Variable Scope
A variable’s scope determines which modules and procedures can use the variable.
Procedure-only Variables
The lowest level of scope for a variable is at the procedure level.
A procedure is either a Sub
or a Function
procedure.
Variables declared with this scope can be used only in the procedure in which they are declared.
When the procedure ends, the variable no longer exists (it goes to the great big bucket in the sky), and your CAD application frees up its memory.
If you execute the procedure again, the variable comes back to life, but its previous value is lost.

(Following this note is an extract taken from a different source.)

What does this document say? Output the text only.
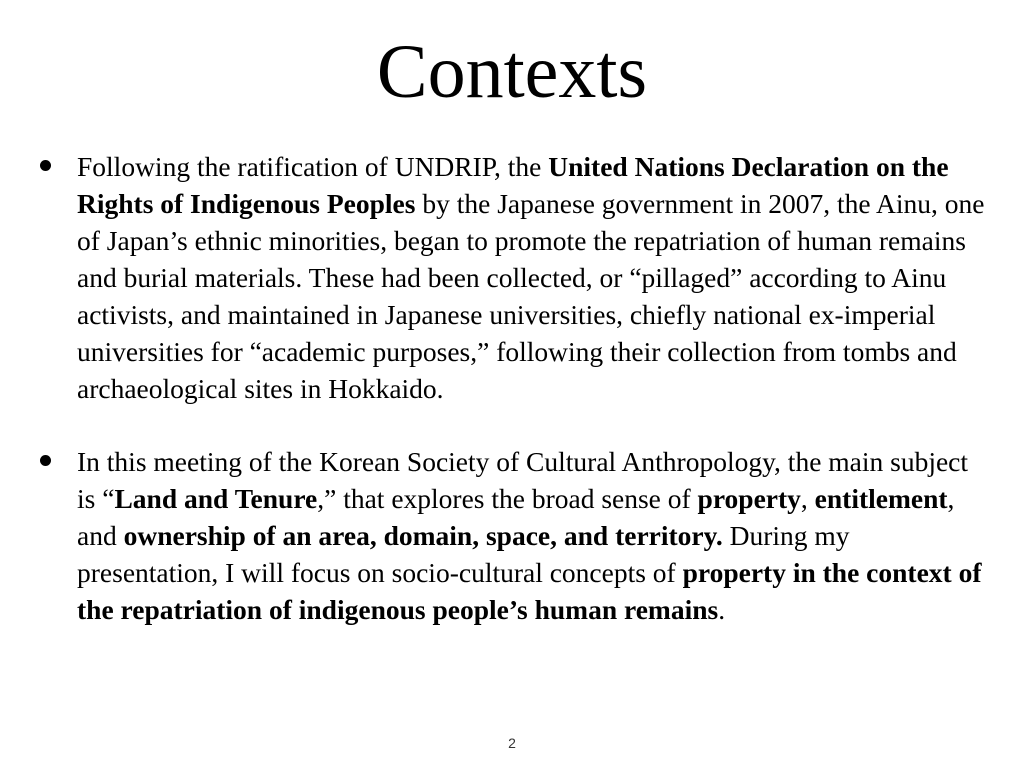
Contexts
Following the ratification of UNDRIP, the United Nations Declaration on the Rights of Indigenous Peoples by the Japanese government in 2007, the Ainu, one of Japan’s ethnic minorities, began to promote the repatriation of human remains and burial materials. These had been collected, or “pillaged” according to Ainu activists, and maintained in Japanese universities, chiefly national ex-imperial universities for “academic purposes,” following their collection from tombs and archaeological sites in Hokkaido.
In this meeting of the Korean Society of Cultural Anthropology, the main subject is “Land and Tenure,” that explores the broad sense of property, entitlement, and ownership of an area, domain, space, and territory. During my presentation, I will focus on socio-cultural concepts of property in the context of the repatriation of indigenous people’s human remains.
2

The most common way to declare a procedure-only variable is with a Dim
statement.
Dim
doesn’t refer to the mental
capacity of the VBA designers.
Rather, it’s an old programming term that’s short for dimension, which simply means you are setting aside memory for a particular variable.
You usually place Dim
statements
immediately after the Sub
or Function
statement and before the
procedure’s code.
The following example shows some procedure-only variables declared by using Dim
statements:
Sub MySub()
Dim x As Integer
Dim First As Long
Dim PartDimension As Single
Dim myValue
' ...[The procedure’s code goes here]...
End Sub
Notice that the last Dim
statement in
the preceding example doesn’t declare a data type; it declares only the variable itself. The
effect is that the variable MyValue
is a
Variant.
By the way, you can also declare several variables with a single Dim
statement, as in the following example:
Dim x As Integer, y As Integer, z As Integer
Dim First As Long, Last As Double
Unlike some languages, VBA doesn’t allow you to declare a group of variables to be a particular data type by separating the variables with commas.
For example, though valid, the following statement does not declare all the variables as Integers:
Dim i, j, k As Integer
In this example, only k
is declared to
be an Integer; the other variables are declared to be Variants.
If you declare a variable with procedure-only scope, other procedures in the same module can use the same variable name, but each instance of the variable is unique to its own procedure.
In general, variables declared at the procedure level are the most efficient because VBA frees up the memory they use when the procedure ends.
Module-only Variables
Sometimes, you want a variable to be available to all procedures in a module.
If so, just declare the variable (using Dim
or Private
) before the module’s first Sub
or Function
statement — outside any procedures.
This is done in the Declarations section, at the beginning of your module.
This is also where the Option Explicit
statement is located.
Below figure shows how you know when you’re working with the Declarations section.
As shown in above image, I want a variable named swApp
, so that it can available to all
procedures in this module.
Hence I declare this variable in Declaration section of VBE.